L’intersectionnalité : une idée à la mode ?

Monique Rouillé-Boireau

L’INTERSECTIONNALITÉ : UNE IDÉE À LA MODE ?

Réfractions N°39 Automne 2017

« Tout sujet se pose concrètement à travers des projets comme une transcendance, il n’accomplit sa liberté que par son perpétuel dépassement par d’autres liberté. »
– Simone de Beauvoir, Le deuxième sexe, T.1, p.34.
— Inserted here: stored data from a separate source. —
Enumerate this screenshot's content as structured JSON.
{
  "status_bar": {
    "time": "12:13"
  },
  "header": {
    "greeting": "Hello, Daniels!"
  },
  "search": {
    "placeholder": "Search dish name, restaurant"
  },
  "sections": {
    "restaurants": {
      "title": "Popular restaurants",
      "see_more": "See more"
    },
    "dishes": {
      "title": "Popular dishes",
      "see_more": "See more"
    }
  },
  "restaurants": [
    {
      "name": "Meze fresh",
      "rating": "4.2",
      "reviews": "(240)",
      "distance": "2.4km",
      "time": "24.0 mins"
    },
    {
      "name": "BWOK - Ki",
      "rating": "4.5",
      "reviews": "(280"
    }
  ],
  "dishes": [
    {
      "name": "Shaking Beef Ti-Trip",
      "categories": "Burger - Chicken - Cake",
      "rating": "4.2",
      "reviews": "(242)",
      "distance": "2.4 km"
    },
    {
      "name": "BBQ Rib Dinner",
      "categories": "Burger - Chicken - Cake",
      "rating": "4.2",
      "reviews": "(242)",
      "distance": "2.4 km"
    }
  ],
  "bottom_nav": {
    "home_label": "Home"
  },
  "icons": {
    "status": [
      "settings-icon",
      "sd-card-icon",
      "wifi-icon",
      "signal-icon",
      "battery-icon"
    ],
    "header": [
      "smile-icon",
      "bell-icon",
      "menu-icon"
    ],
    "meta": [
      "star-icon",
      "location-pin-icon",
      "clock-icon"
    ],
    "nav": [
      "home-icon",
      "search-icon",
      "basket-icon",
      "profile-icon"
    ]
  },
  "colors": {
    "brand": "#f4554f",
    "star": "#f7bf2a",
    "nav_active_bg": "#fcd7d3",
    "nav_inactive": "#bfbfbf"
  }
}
Depuis quelques temps, on assiste à un renouvellement des termes pour nommer, penser les dominations, en particulier « l’intersectionnalité » et la « racisation », ces nouveaux cadres d’analyse étant censés mettre à jour des dominations occultées, analyser des dispositifs de discriminations invisibilisés, enrichir les théories existantes ou les remettre en cause. L’usage de ces notions, un temps limité au féminisme universitaire ou militant, apparaît maintenant dans le débat public. Bref, ces termes se donnent comme de nouvelles conceptualisations des rapports de domination, et font parfois l’objet d’une réception (ou d’une utilisation) acritique chez nombres de chercheurs et militants.

Cet intérêt renouvelé pour une analyse de la domination qui prendrait en compte l’articulation des rapports sociaux de sexe, de classe et de « race », et la mise en avant de la catégorie de « racisation », s’inscrivent dans un contexte marqué par ce que M. Gauchet appelle « l’événement central des trente dernières années : l’écroulement de l’idée de l’histoire comme porteuse d’une nécessité intrinsèque qui conduit vers l’émancipation[1] » , qui s’accompagne du refoulement de la question sociale[2], ou de sa secondarisation au profit du sociétal et des problématiques de l’identité, la fragmentation des luttes dans un contexte néo-libéral d’individualisation et de « droitisation » de la pensée. Tout cela est bien connu.

Ce qu’il s’agit d’interroger ici, c’est donc la « nouveauté » (réelle ou supposée) du croisement de ces catégories et leurs effets ; la notion d’intersectionnalité constitue-t-elle un outil pour réévaluer les savoirs constitués sur les dominations, et ouvre-t-elle des perspectives pour se réapproprier des outils d’émancipation ? Est-elle la forme récente des multiples mutations intellectuelles qu’a connues le féminisme, ou sa disparition post-moderne par l’effacement de la prise en compte des structures de domination patriarcale ? L’usage de la « racialisation » réintroduit comme critère de lecture des dominations actuelles ne porte-t-il pas le risque d’identitarisation plus que d’émancipation ? (…)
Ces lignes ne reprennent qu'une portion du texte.